ADS-B fournit le contrôle de la circulation aérienne — et de la pollution
Le système de contrôle de la circulation aérienne va permettre aux avions de descendre doucement et de passer moins de temps dans les airs – ce qui les conduira à rejeter moins d’émissions de leurs tuyères.
Le ciel bleu va devenir plus vert avec le déploiement d’un nouveau système de contrôle de la circulation aérienne d’Amérique présentant des technologies d’ITT.
Aujourd’hui, plus de 3 pourcent des émissions globales de carbone proviennent des tuyères des avions.
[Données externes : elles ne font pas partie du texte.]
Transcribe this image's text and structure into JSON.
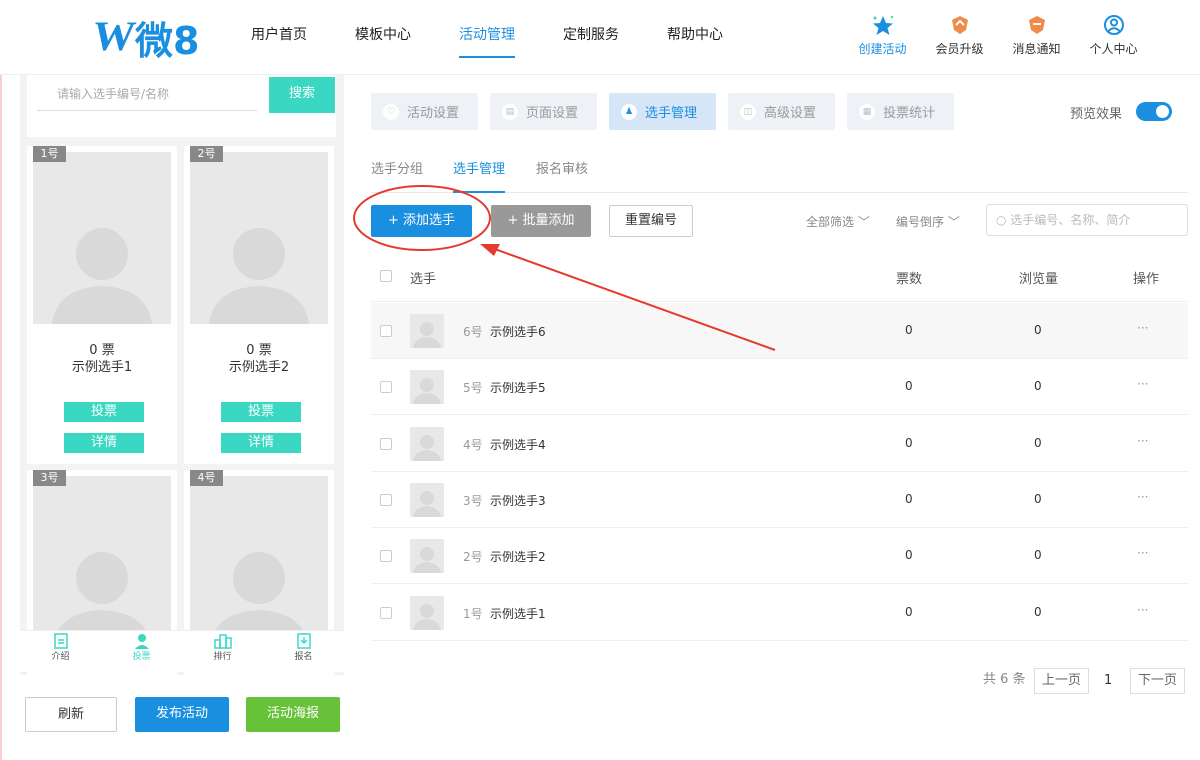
{
  "header": {
    "logo_w": "W",
    "logo_text": "微8",
    "nav": [
      "用户首页",
      "模板中心",
      "活动管理",
      "定制服务",
      "帮助中心"
    ],
    "right": [
      "创建活动",
      "会员升级",
      "消息通知",
      "个人中心"
    ]
  },
  "preview": {
    "search_placeholder": "请输入选手编号/名称",
    "search_button": "搜索",
    "cards": [
      {
        "num": "1号",
        "votes": "0 票",
        "name": "示例选手1",
        "vote_btn": "投票",
        "detail_btn": "详情"
      },
      {
        "num": "2号",
        "votes": "0 票",
        "name": "示例选手2",
        "vote_btn": "投票",
        "detail_btn": "详情"
      },
      {
        "num": "3号"
      },
      {
        "num": "4号"
      }
    ],
    "tabs": [
      "介绍",
      "投票",
      "排行",
      "报名"
    ]
  },
  "left_buttons": {
    "refresh": "刷新",
    "publish": "发布活动",
    "poster": "活动海报"
  },
  "steps": [
    "活动设置",
    "页面设置",
    "选手管理",
    "高级设置",
    "投票统计"
  ],
  "preview_toggle": "预览效果",
  "subtabs": [
    "选手分组",
    "选手管理",
    "报名审核"
  ],
  "actions": {
    "add": "+ 添加选手",
    "batch": "+ 批量添加",
    "reset": "重置编号"
  },
  "filters": {
    "all": "全部筛选 ﹀",
    "order": "编号倒序 ﹀"
  },
  "table_search_placeholder": "选手编号、名称、简介",
  "table": {
    "headers": [
      "选手",
      "票数",
      "浏览量",
      "操作"
    ],
    "rows": [
      {
        "num": "6号",
        "name": "示例选手6",
        "votes": "0",
        "views": "0",
        "op": "···"
      },
      {
        "num": "5号",
        "name": "示例选手5",
        "votes": "0",
        "views": "0",
        "op": "···"
      },
      {
        "num": "4号",
        "name": "示例选手4",
        "votes": "0",
        "views": "0",
        "op": "···"
      },
      {
        "num": "3号",
        "name": "示例选手3",
        "votes": "0",
        "views": "0",
        "op": "···"
      },
      {
        "num": "2号",
        "name": "示例选手2",
        "votes": "0",
        "views": "0",
        "op": "···"
      },
      {
        "num": "1号",
        "name": "示例选手1",
        "votes": "0",
        "views": "0",
        "op": "···"
      }
    ]
  },
  "pagination": {
    "total": "共 6 条",
    "prev": "上一页",
    "page": "1",
    "next": "下一页"
  },
  "colors": {
    "accent": "#1a8fe0",
    "teal": "#3ad8c3",
    "green": "#67c23a",
    "annotation": "#e53a2f"
  }
}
L’industrie aéronautique prend des mesures pour réduire la pollution générée par les avions en construisant des avions ayant une meilleure efficience énergétique et en recherchant des carburants de remplacement, et l’Union Européenne passe à l’action en établissant des plafonds de carbone à ne pas dépasser pour les transporteurs aériens.
L’étape suivante consiste à réduire les délais qui gardent les avions dans le ciel et à faciliter les trajectoires d’atterrissage pour que les pilotes puissent « s’approcher » de la piste en brûlant un minimum de carburant et en réduisant au maximum les changements de vitesse grands générateurs d’émissions. C’est ici que rentre en jeu ADS-B et ITT.
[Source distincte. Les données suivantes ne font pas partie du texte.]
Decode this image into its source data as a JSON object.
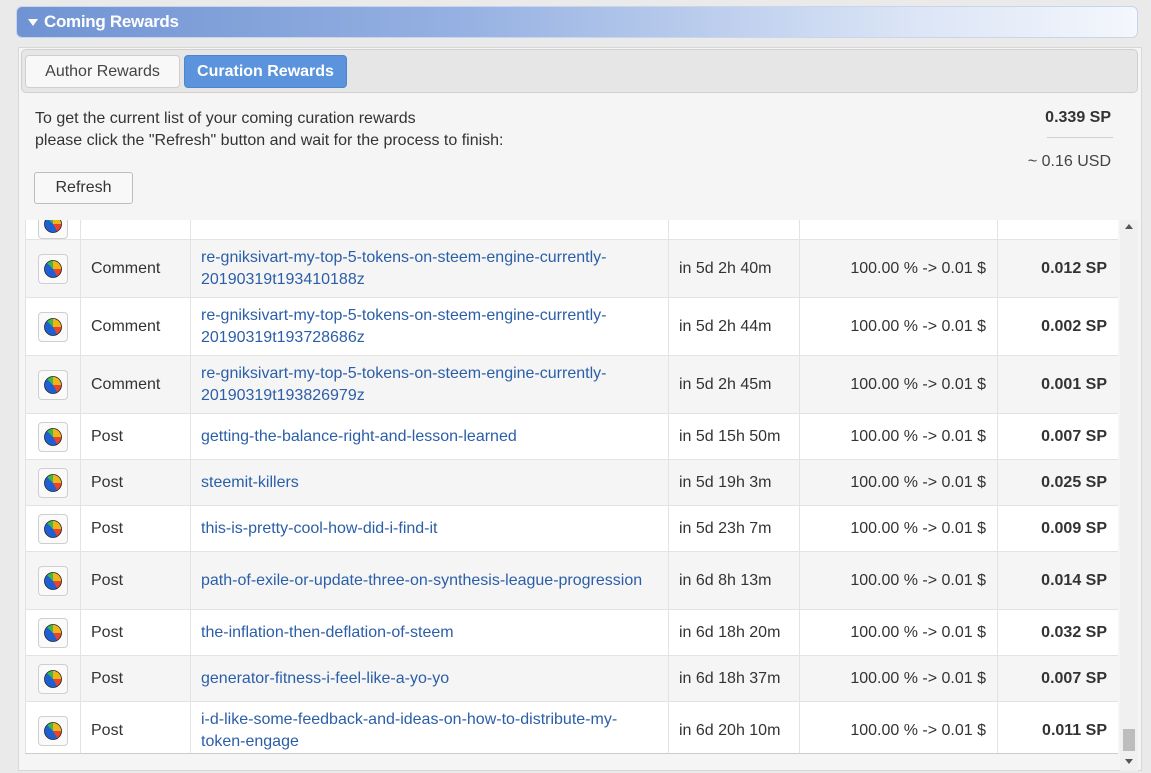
{
  "header": {
    "title": "Coming Rewards"
  },
  "tabs": {
    "author": "Author Rewards",
    "curation": "Curation Rewards"
  },
  "info": {
    "line1": "To get the current list of your coming curation rewards",
    "line2": "please click the \"Refresh\" button and wait for the process to finish:"
  },
  "totals": {
    "sp": "0.339 SP",
    "usd": "~ 0.16 USD"
  },
  "refresh_label": "Refresh",
  "icon_name": "pie-chart-icon",
  "colors": {
    "header_blue": "#6f93d3",
    "active_tab": "#5b94dd",
    "link": "#2b5ea8"
  },
  "rows": [
    {
      "type": "",
      "permlink": "",
      "time": "",
      "percent": "",
      "sp": ""
    },
    {
      "type": "Comment",
      "permlink": "re-gniksivart-my-top-5-tokens-on-steem-engine-currently-20190319t193410188z",
      "time": "in 5d 2h 40m",
      "percent": "100.00 %  ->  0.01 $",
      "sp": "0.012 SP"
    },
    {
      "type": "Comment",
      "permlink": "re-gniksivart-my-top-5-tokens-on-steem-engine-currently-20190319t193728686z",
      "time": "in 5d 2h 44m",
      "percent": "100.00 %  ->  0.01 $",
      "sp": "0.002 SP"
    },
    {
      "type": "Comment",
      "permlink": "re-gniksivart-my-top-5-tokens-on-steem-engine-currently-20190319t193826979z",
      "time": "in 5d 2h 45m",
      "percent": "100.00 %  ->  0.01 $",
      "sp": "0.001 SP"
    },
    {
      "type": "Post",
      "permlink": "getting-the-balance-right-and-lesson-learned",
      "time": "in 5d 15h 50m",
      "percent": "100.00 %  ->  0.01 $",
      "sp": "0.007 SP"
    },
    {
      "type": "Post",
      "permlink": "steemit-killers",
      "time": "in 5d 19h 3m",
      "percent": "100.00 %  ->  0.01 $",
      "sp": "0.025 SP"
    },
    {
      "type": "Post",
      "permlink": "this-is-pretty-cool-how-did-i-find-it",
      "time": "in 5d 23h 7m",
      "percent": "100.00 %  ->  0.01 $",
      "sp": "0.009 SP"
    },
    {
      "type": "Post",
      "permlink": "path-of-exile-or-update-three-on-synthesis-league-progression",
      "time": "in 6d 8h 13m",
      "percent": "100.00 %  ->  0.01 $",
      "sp": "0.014 SP"
    },
    {
      "type": "Post",
      "permlink": "the-inflation-then-deflation-of-steem",
      "time": "in 6d 18h 20m",
      "percent": "100.00 %  ->  0.01 $",
      "sp": "0.032 SP"
    },
    {
      "type": "Post",
      "permlink": "generator-fitness-i-feel-like-a-yo-yo",
      "time": "in 6d 18h 37m",
      "percent": "100.00 %  ->  0.01 $",
      "sp": "0.007 SP"
    },
    {
      "type": "Post",
      "permlink": "i-d-like-some-feedback-and-ideas-on-how-to-distribute-my-token-engage",
      "time": "in 6d 20h 10m",
      "percent": "100.00 %  ->  0.01 $",
      "sp": "0.011 SP"
    }
  ]
}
ADS-B est l’acronyme de « Automated Dependent Surveillance-Broadcast » (émission de surveillance dépendante et automatisée). C’est le cœur de la prochaine génération de systèmes de contrôle de la circulation aérienne de l’Administration fédérale de l’aviation et il comporte trois composantes : des satellites de localisation GPS fonctionnant avec la technologie d’ITT, 800 récepteurs au sol construits et gérés par ITT et un émetteur-récepteur dans chaque avion.
Aujourd’hui, les radars balayent le ciel et envoient leurs images aux contrôleurs de la circulation aérienne toutes les cinq à dix secondes. Le nouveau système ADS-B transmettra en temps réel des instantanés de satellite GPS à la fois aux contrôleurs et aux pilotes. Ils pouvaient contrôler l’espace aérien sans prendre de précautions relatives au temps et à la consommation de carburant parce qu’ils ne pouvaient pas obtenir de lecture radar en temps utile.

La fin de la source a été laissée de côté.